RECOMMENDED
In “My Week With Marilyn,” Michelle Williams astonishes in an otherwise routine film: the pixie-cut so-serious performer from “Blue Valentine,” “Shutter Island,” “Incendiary” and “Wendy And Lucy” finds her way easily, silkily, into Marilyn Monroe’s fragility but also her teasing intelligence. Set in 1956 during the shooting of “The Prince and the Showgirl,” directed by Laurence Olivier (doughy, plummy, hammy Kenneth Branagh), “My Week” posits a love affair of sorts between Monroe and the twenty-three-year-old director’s assistant Colin Clark (Eddie Redmayne) who later composed a pair of memoirs claiming intimacies with the then-biggest movie star in the world. Meanwhile, her “Method” dithering contrasts with Olivier’s stage-trained technique. Names are dropped and bits of behavior amuse, but it’s all set dressing for Williams’ work, almost like a heavily posed Vanity Fair feature dressed to the nines. First-time feature director Simon Curtis, a stage director with credits that include “The Rise and Fall of Little Voice” at Steppenwolf and on Broadway and the world premiere of Jim Cartwright’s “Road,” works in a brisk and painless British televisual style.
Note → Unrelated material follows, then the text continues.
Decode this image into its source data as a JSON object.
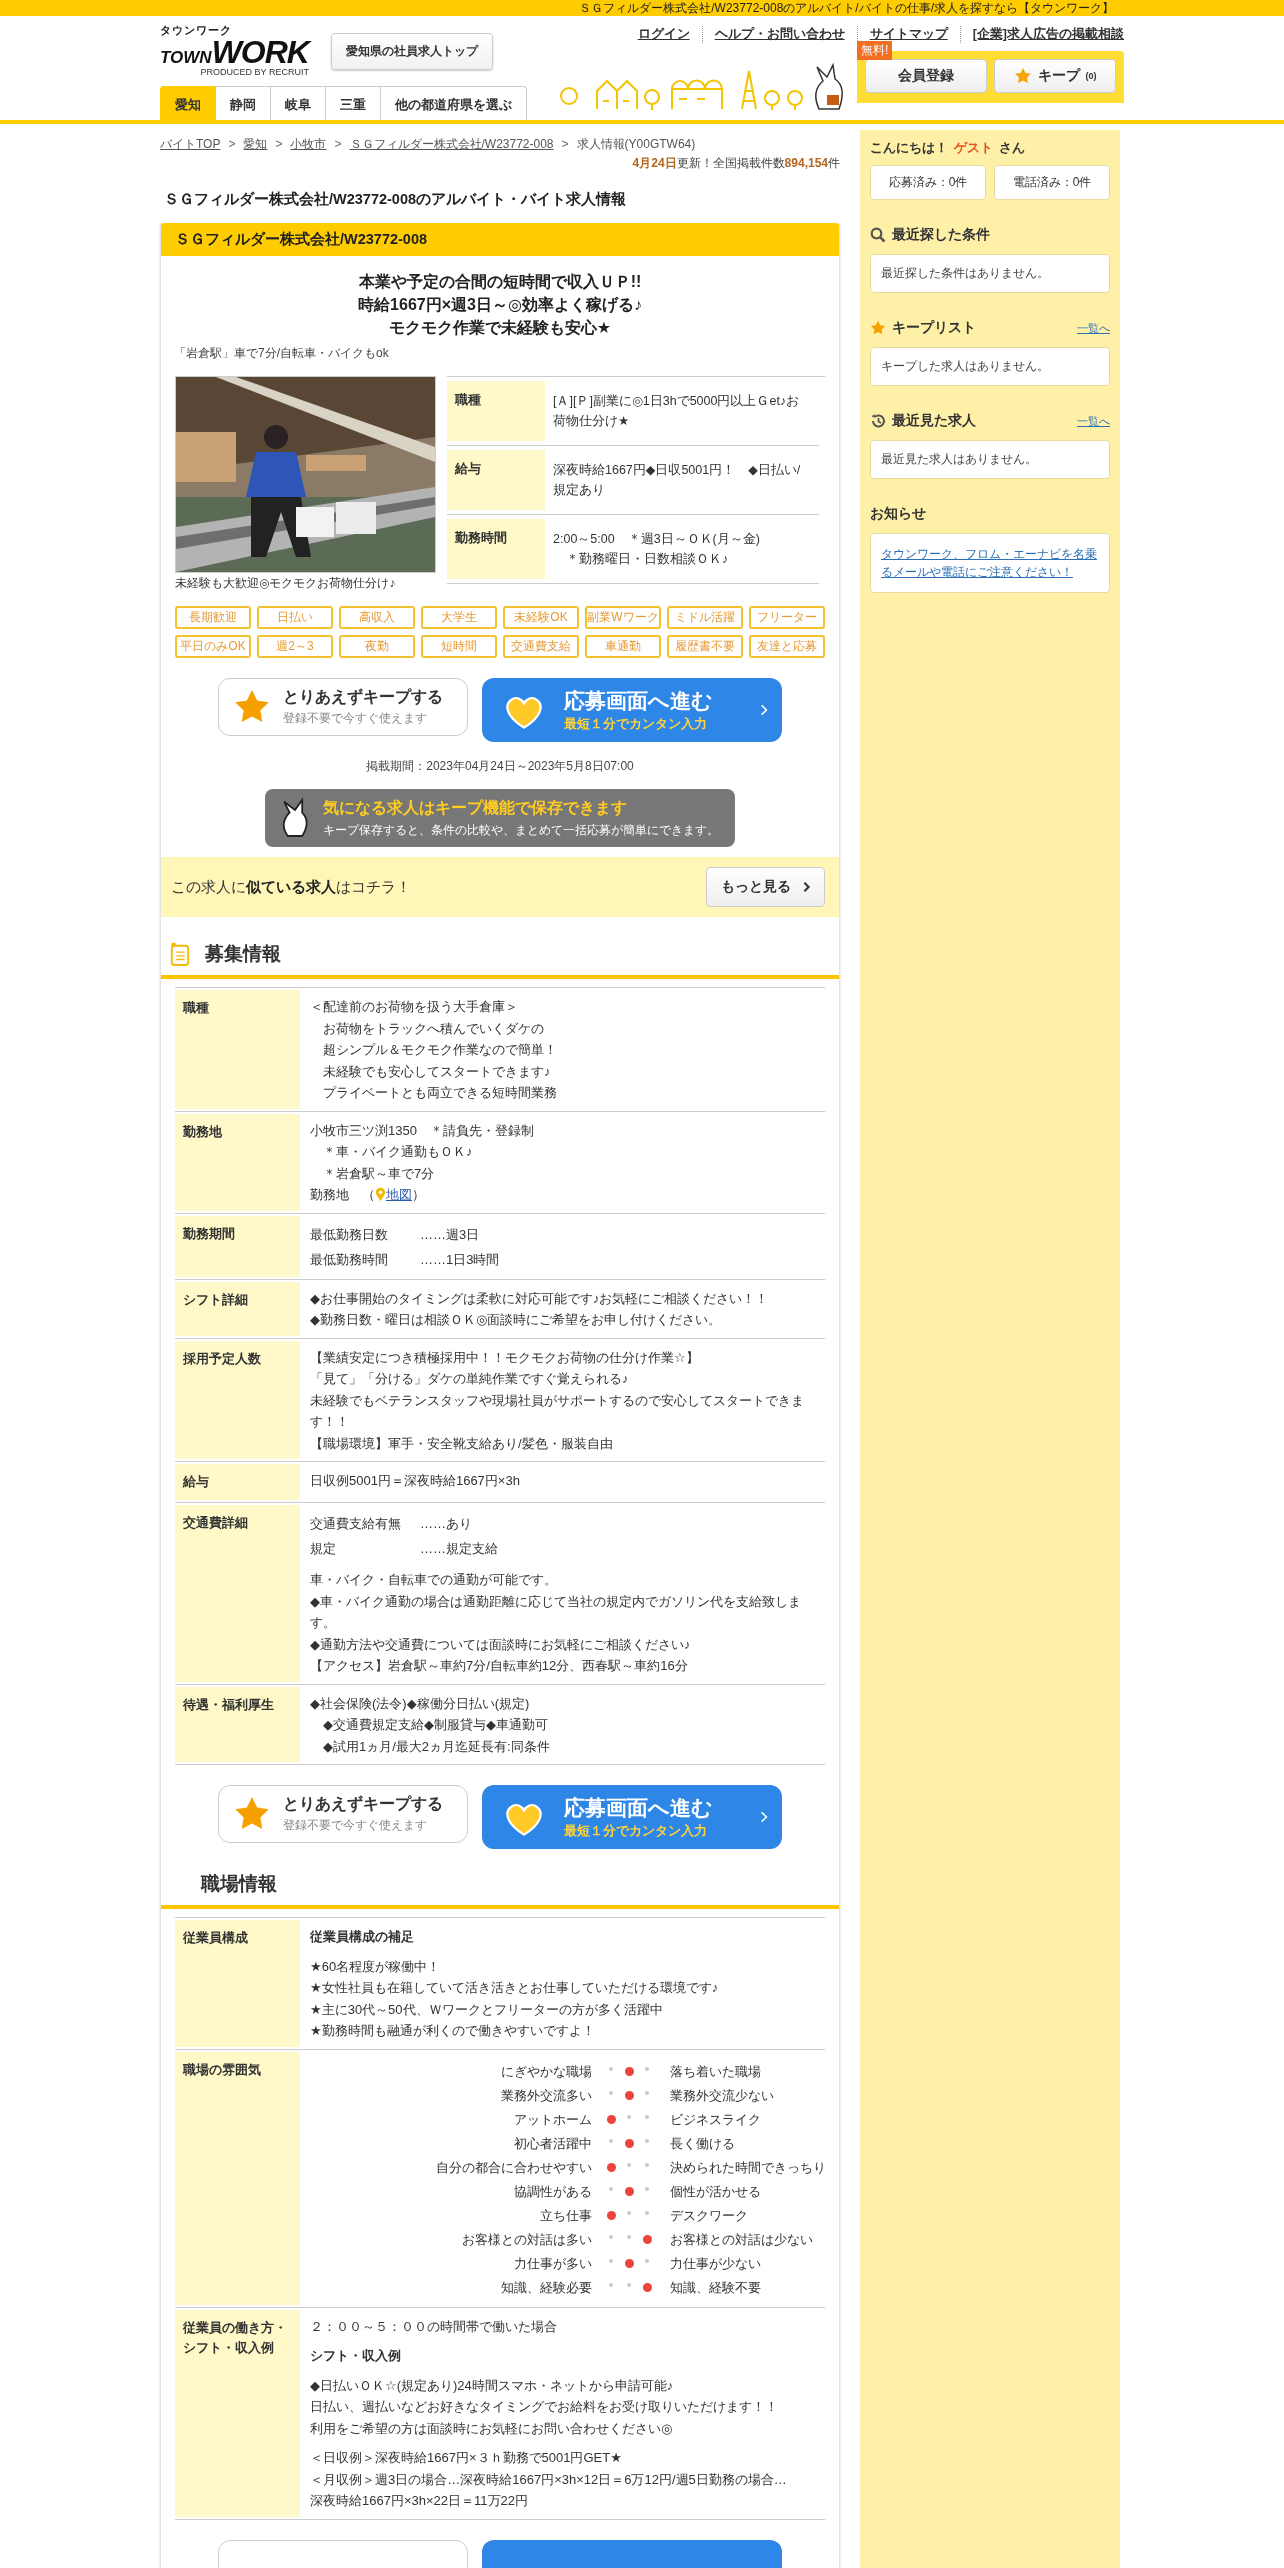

Emma Watson is on hand as a costumer on the set, with her modest brown-eyed gleam to chastise Colin’s attempt to rise above his callow station. Impersonation? Transformation? Williams’ performance makes all the rest go away, especially the terrible stick of wood Arthur Miller is presented as in the body and caveman garble of Dougray Scott. And there are nice bits from Branagh, as the script suggests his fears and Monroe’s are not so far apart: “I spend it in bloody abject terror, that’s what actors do.” The single most inspired scene, after a passage of barefoot fawn behavior has Marilyn turn to Colin and say, “Shall I be her?” meaning, shall I turn myself in a glimmering instant into “Marilyn.” And she does. “Shall I be her?” I love that moment. The four false endings are pretty but almost comically anticlimactic. With a special “Marilyn’s Theme” composed by Alexandre Desplat. With Dominic Cooper, Derek Jacobi, Toby Jones, Julia Ormond, Simon Russell Beale, Zoë Wanamaker, Judi Dench. 99m. (Ray Pride)
“My Week With Marilyn” opens Wednesday at Landmark Century, Renaissance and other locations.